Facebook commerce is not for everyone. A recent report by Bloomberg notes that four major retailers (Gap, J.C. Penney, Nordstrom, and Gamestop) have closed their Facebook storefronts over the past year. Analysts believe the brands gave F-commerce the heave-ho because their millions of Facebook fans simply weren’t interested in shopping on the social network.
“We just didn’t get the return on investment we needed from the Facebook market, so we shut it down pretty quickly,” Gamestop VP of Marketing, Ashley Sheetz, told Bloomberg. “For us, it’s been a way we communicate with customers on deals, not a place to sell.”
Does Socializing Distract From Buying?
Indeed, Facebook users love friending brands, sharing wishlists, discussing purchases, and buying hay bales on FarmVille. But getting users to hit the buy button has proved more of a challenge.

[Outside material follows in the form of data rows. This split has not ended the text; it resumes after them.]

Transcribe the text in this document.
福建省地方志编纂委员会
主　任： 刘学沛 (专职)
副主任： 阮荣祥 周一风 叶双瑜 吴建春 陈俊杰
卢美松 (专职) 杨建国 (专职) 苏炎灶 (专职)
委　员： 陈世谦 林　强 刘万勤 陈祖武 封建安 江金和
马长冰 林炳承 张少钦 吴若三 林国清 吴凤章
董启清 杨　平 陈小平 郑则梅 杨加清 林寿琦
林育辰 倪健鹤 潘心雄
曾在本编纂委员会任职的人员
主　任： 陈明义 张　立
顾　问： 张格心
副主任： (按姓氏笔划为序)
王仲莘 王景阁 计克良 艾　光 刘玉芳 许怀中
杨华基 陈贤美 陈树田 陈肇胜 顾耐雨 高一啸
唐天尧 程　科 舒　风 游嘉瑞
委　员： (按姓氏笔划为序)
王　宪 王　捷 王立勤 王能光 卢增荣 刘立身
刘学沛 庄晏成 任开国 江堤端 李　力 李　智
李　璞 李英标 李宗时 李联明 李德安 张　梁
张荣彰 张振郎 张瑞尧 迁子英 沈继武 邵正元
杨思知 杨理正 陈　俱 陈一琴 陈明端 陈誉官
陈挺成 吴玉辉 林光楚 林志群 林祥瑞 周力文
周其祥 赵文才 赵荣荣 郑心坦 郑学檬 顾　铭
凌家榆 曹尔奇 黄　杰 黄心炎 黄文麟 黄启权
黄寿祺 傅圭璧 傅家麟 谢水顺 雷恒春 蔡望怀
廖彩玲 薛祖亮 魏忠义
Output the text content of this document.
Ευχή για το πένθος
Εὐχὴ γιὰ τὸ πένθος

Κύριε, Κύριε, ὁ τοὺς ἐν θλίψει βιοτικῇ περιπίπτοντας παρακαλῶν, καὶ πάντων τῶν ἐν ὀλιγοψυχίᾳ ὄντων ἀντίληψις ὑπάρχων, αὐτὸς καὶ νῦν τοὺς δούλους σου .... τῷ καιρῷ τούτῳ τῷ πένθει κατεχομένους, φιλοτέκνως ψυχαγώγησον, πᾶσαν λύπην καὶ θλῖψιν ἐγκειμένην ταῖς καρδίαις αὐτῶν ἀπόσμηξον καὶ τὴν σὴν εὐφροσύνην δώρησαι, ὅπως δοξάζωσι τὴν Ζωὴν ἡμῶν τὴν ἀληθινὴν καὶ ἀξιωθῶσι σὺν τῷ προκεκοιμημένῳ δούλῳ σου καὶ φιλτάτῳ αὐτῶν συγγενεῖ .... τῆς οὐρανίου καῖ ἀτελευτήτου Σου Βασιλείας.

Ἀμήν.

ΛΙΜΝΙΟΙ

“There was a lot of anticipation that Facebook would turn into a new destination, a store, a place where people would shop,” Forrester Research analyst Sucharita Mulpuru told Bloomberg News. “But it was like trying to sell stuff to people while they’re hanging out with their friends at the bar.”
But it would be a mistake to completely write off F-commerce. Analysts are still predicting that social commerce sales will reach $30 billion by 2015, with a majority of that coming from Facebook. As Optify‘s Anthony Joseph has pointed out, the ability to create social shopping experiences will drive e-commerce in the future.
A few big F-commerce sites might have shut down, but you better believe they’ll be back as soon as they can find a way to convert socializers into buyers.